La generalidad de las empresas deberá emitir y recibir comprobantes electrónicos a partir del primero de noviembre de este año.

Únicamente aquellas exceptuadas por la normativa tributaria, no deberán emitir este tipo de comprobantes. Estas excepciones se encuentran contempladas principalmente en el artículo 11 del Reglamento a Ley de Impuesto sobre la Renta. Dentro de éstas, se encuentran, los contribuyentes del Régimen Simplificado, las personas físicas que intervengan en la producción de productos agrícolas (aquellos provenientes de un activo biológico, animal vivo o una planta, si únicamente se dedican a esa actividad.), las personas físicas o jurídicas dedicadas al transporte remunerado de personas y productos agrícolas.
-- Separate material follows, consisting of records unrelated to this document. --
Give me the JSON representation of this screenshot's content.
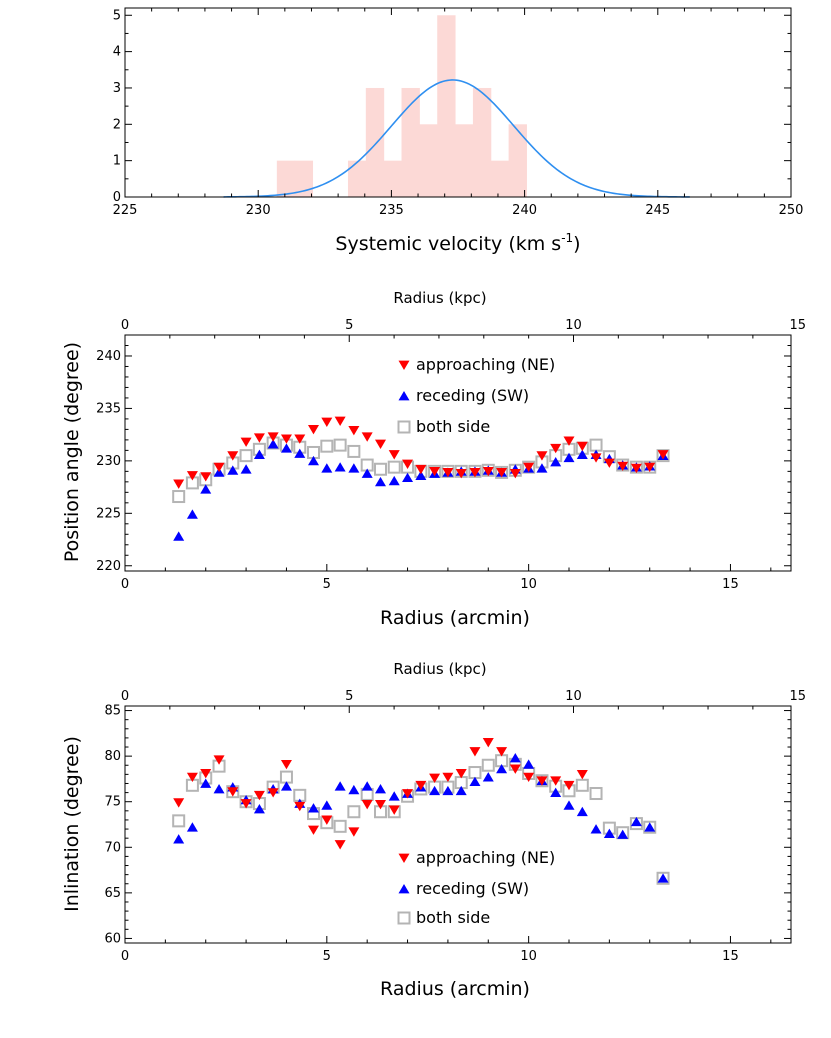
{
  "colors": {
    "approaching": "#ff0000",
    "receding": "#0000ff",
    "both": "#b4b4b4",
    "histogram": "#fcd9d6",
    "gaussian": "#2f8ff0"
  },
  "chart_data": [
    {
      "type": "histogram",
      "id": "panel1",
      "xlabel": "Systemic velocity (km s",
      "xlabel_sup": "-1",
      "xlabel_end": ")",
      "xlim": [
        225,
        250
      ],
      "ylim": [
        0,
        5.2
      ],
      "xticks": [
        225,
        230,
        235,
        240,
        245,
        250
      ],
      "yticks": [
        0,
        1,
        2,
        3,
        4,
        5
      ],
      "bin_width": 0.67,
      "bins": [
        {
          "start": 230.7,
          "count": 1
        },
        {
          "start": 231.37,
          "count": 1
        },
        {
          "start": 233.37,
          "count": 1
        },
        {
          "start": 234.04,
          "count": 3
        },
        {
          "start": 234.71,
          "count": 1
        },
        {
          "start": 235.38,
          "count": 3
        },
        {
          "start": 236.05,
          "count": 2
        },
        {
          "start": 236.72,
          "count": 5
        },
        {
          "start": 237.39,
          "count": 2
        },
        {
          "start": 238.06,
          "count": 3
        },
        {
          "start": 238.73,
          "count": 1
        },
        {
          "start": 239.4,
          "count": 2
        }
      ],
      "gaussian": {
        "amplitude": 3.22,
        "mean": 237.3,
        "sigma": 2.3,
        "x_range": [
          228.7,
          246.2
        ]
      }
    },
    {
      "type": "scatter",
      "id": "panel2",
      "xlabel": "Radius (arcmin)",
      "ylabel": "Position angle (degree)",
      "top_xlabel": "Radius (kpc)",
      "xlim": [
        0,
        16.5
      ],
      "ylim": [
        219.5,
        242
      ],
      "xticks": [
        0,
        5,
        10,
        15
      ],
      "yticks": [
        220,
        225,
        230,
        235,
        240
      ],
      "top_xticks": [
        0,
        5,
        10,
        15
      ],
      "kpc_per_arcmin": 0.9,
      "legend_position": "upper-center",
      "series": [
        {
          "name": "approaching (NE)",
          "marker": "triangle-down",
          "x": [
            1.33,
            1.67,
            2.0,
            2.33,
            2.67,
            3.0,
            3.33,
            3.67,
            4.0,
            4.33,
            4.67,
            5.0,
            5.33,
            5.67,
            6.0,
            6.33,
            6.67,
            7.0,
            7.33,
            7.67,
            8.0,
            8.33,
            8.67,
            9.0,
            9.33,
            9.67,
            10.0,
            10.33,
            10.67,
            11.0,
            11.33,
            11.67,
            12.0,
            12.33,
            12.67,
            13.0,
            13.33
          ],
          "y": [
            227.8,
            228.6,
            228.5,
            229.4,
            230.5,
            231.8,
            232.2,
            232.3,
            232.1,
            232.1,
            233.0,
            233.7,
            233.8,
            232.9,
            232.3,
            231.6,
            230.6,
            229.7,
            229.2,
            229.0,
            228.9,
            228.8,
            228.9,
            229.0,
            228.9,
            228.8,
            229.4,
            230.5,
            231.2,
            231.9,
            231.4,
            230.3,
            229.8,
            229.5,
            229.3,
            229.4,
            230.6
          ]
        },
        {
          "name": "receding (SW)",
          "marker": "triangle-up",
          "x": [
            1.33,
            1.67,
            2.0,
            2.33,
            2.67,
            3.0,
            3.33,
            3.67,
            4.0,
            4.33,
            4.67,
            5.0,
            5.33,
            5.67,
            6.0,
            6.33,
            6.67,
            7.0,
            7.33,
            7.67,
            8.0,
            8.33,
            8.67,
            9.0,
            9.33,
            9.67,
            10.0,
            10.33,
            10.67,
            11.0,
            11.33,
            11.67,
            12.0,
            12.33,
            12.67,
            13.0,
            13.33
          ],
          "y": [
            222.8,
            224.9,
            227.3,
            228.9,
            229.1,
            229.2,
            230.6,
            231.6,
            231.2,
            230.7,
            230.0,
            229.3,
            229.4,
            229.3,
            228.8,
            228.0,
            228.1,
            228.4,
            228.6,
            228.8,
            228.9,
            229.0,
            229.0,
            229.1,
            228.9,
            229.2,
            229.3,
            229.3,
            229.9,
            230.3,
            230.6,
            230.6,
            230.2,
            229.6,
            229.4,
            229.5,
            230.5
          ]
        },
        {
          "name": "both side",
          "marker": "square-open",
          "x": [
            1.33,
            1.67,
            2.0,
            2.33,
            2.67,
            3.0,
            3.33,
            3.67,
            4.0,
            4.33,
            4.67,
            5.0,
            5.33,
            5.67,
            6.0,
            6.33,
            6.67,
            7.0,
            7.33,
            7.67,
            8.0,
            8.33,
            8.67,
            9.0,
            9.33,
            9.67,
            10.0,
            10.33,
            10.67,
            11.0,
            11.33,
            11.67,
            12.0,
            12.33,
            12.67,
            13.0,
            13.33
          ],
          "y": [
            226.6,
            227.9,
            228.2,
            229.2,
            229.8,
            230.5,
            231.1,
            231.7,
            231.5,
            231.3,
            230.8,
            231.4,
            231.5,
            230.9,
            229.6,
            229.2,
            229.4,
            229.4,
            229.0,
            229.0,
            229.0,
            229.0,
            229.0,
            229.1,
            228.9,
            229.1,
            229.4,
            229.9,
            230.5,
            231.1,
            231.2,
            231.5,
            230.4,
            229.6,
            229.4,
            229.4,
            230.5
          ]
        }
      ]
    },
    {
      "type": "scatter",
      "id": "panel3",
      "xlabel": "Radius (arcmin)",
      "ylabel": "Inlination (degree)",
      "top_xlabel": "Radius (kpc)",
      "xlim": [
        0,
        16.5
      ],
      "ylim": [
        59.5,
        85.5
      ],
      "xticks": [
        0,
        5,
        10,
        15
      ],
      "yticks": [
        60,
        65,
        70,
        75,
        80,
        85
      ],
      "top_xticks": [
        0,
        5,
        10,
        15
      ],
      "kpc_per_arcmin": 0.9,
      "legend_position": "lower-center",
      "series": [
        {
          "name": "approaching (NE)",
          "marker": "triangle-down",
          "x": [
            1.33,
            1.67,
            2.0,
            2.33,
            2.67,
            3.0,
            3.33,
            3.67,
            4.0,
            4.33,
            4.67,
            5.0,
            5.33,
            5.67,
            6.0,
            6.33,
            6.67,
            7.0,
            7.33,
            7.67,
            8.0,
            8.33,
            8.67,
            9.0,
            9.33,
            9.67,
            10.0,
            10.33,
            10.67,
            11.0,
            11.33
          ],
          "y": [
            74.9,
            77.7,
            78.1,
            79.6,
            76.1,
            74.8,
            75.7,
            76.0,
            79.1,
            74.5,
            71.9,
            73.0,
            70.3,
            71.7,
            74.7,
            74.7,
            74.1,
            75.9,
            76.8,
            77.6,
            77.7,
            78.1,
            80.5,
            81.5,
            80.5,
            78.6,
            77.7,
            77.3,
            77.3,
            76.8,
            78.0
          ]
        },
        {
          "name": "receding (SW)",
          "marker": "triangle-up",
          "x": [
            1.33,
            1.67,
            2.0,
            2.33,
            2.67,
            3.0,
            3.33,
            3.67,
            4.0,
            4.33,
            4.67,
            5.0,
            5.33,
            5.67,
            6.0,
            6.33,
            6.67,
            7.0,
            7.33,
            7.67,
            8.0,
            8.33,
            8.67,
            9.0,
            9.33,
            9.67,
            10.0,
            10.33,
            10.67,
            11.0,
            11.33,
            11.67,
            12.0,
            12.33,
            12.67,
            13.0,
            13.33
          ],
          "y": [
            70.9,
            72.2,
            77.0,
            76.4,
            76.6,
            75.2,
            74.2,
            76.4,
            76.7,
            74.8,
            74.3,
            74.6,
            76.7,
            76.3,
            76.7,
            76.4,
            75.6,
            75.9,
            76.6,
            76.2,
            76.2,
            76.2,
            77.2,
            77.7,
            78.6,
            79.8,
            79.1,
            77.3,
            76.0,
            74.6,
            73.9,
            72.0,
            71.5,
            71.4,
            72.8,
            72.2,
            66.6
          ]
        },
        {
          "name": "both side",
          "marker": "square-open",
          "x": [
            1.33,
            1.67,
            2.0,
            2.33,
            2.67,
            3.0,
            3.33,
            3.67,
            4.0,
            4.33,
            4.67,
            5.0,
            5.33,
            5.67,
            6.0,
            6.33,
            6.67,
            7.0,
            7.33,
            7.67,
            8.0,
            8.33,
            8.67,
            9.0,
            9.33,
            9.67,
            10.0,
            10.33,
            10.67,
            11.0,
            11.33,
            11.67,
            12.0,
            12.33,
            12.67,
            13.0,
            13.33
          ],
          "y": [
            72.9,
            76.8,
            77.6,
            78.9,
            76.1,
            75.0,
            74.8,
            76.6,
            77.7,
            75.7,
            73.7,
            72.7,
            72.3,
            73.9,
            75.8,
            73.9,
            73.9,
            75.6,
            76.4,
            76.6,
            76.6,
            77.1,
            78.2,
            79.0,
            79.5,
            79.1,
            78.1,
            77.3,
            76.7,
            76.2,
            76.8,
            75.9,
            72.1,
            71.6,
            72.6,
            72.2,
            66.6
          ]
        }
      ]
    }
  ]
}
Sin embargo, al tener los comprobantes electrónicos la doble vertiente de emisor y de receptor de gasto, la excepción de emitirlos, no alcanza las obligaciones de receptor, por lo que deberán cumplir sus deberes de registrar sus operaciones con base en los comprobantes electrónicos recibidos y validados.

El incumplimiento de las obligaciones de emitir los comprobantes electrónicos, o de validar el gasto conllevan importantes consecuencias para las empresas.

El Código de Normas y Procedimientos Tributarios, contempla las sanciones por la no emisión o entrega de factura autorizada. Se establece una multa de dos salarios base (actualmente el salario base es de ¢431.000) y el cierre de negocio por un plazo de hasta cinco días, en el caso de reincidencia.

Mientras que si no se cumplen con los requisitos de documentación y validación que tiene el receptor, la Administración Tributaria podrá rechazar las deducciones o créditos para la determinación de las bases imponibles del impuesto sobre la renta y del impuesto general sobre las ventas, según la resolución Nº DGT-R-48-2016.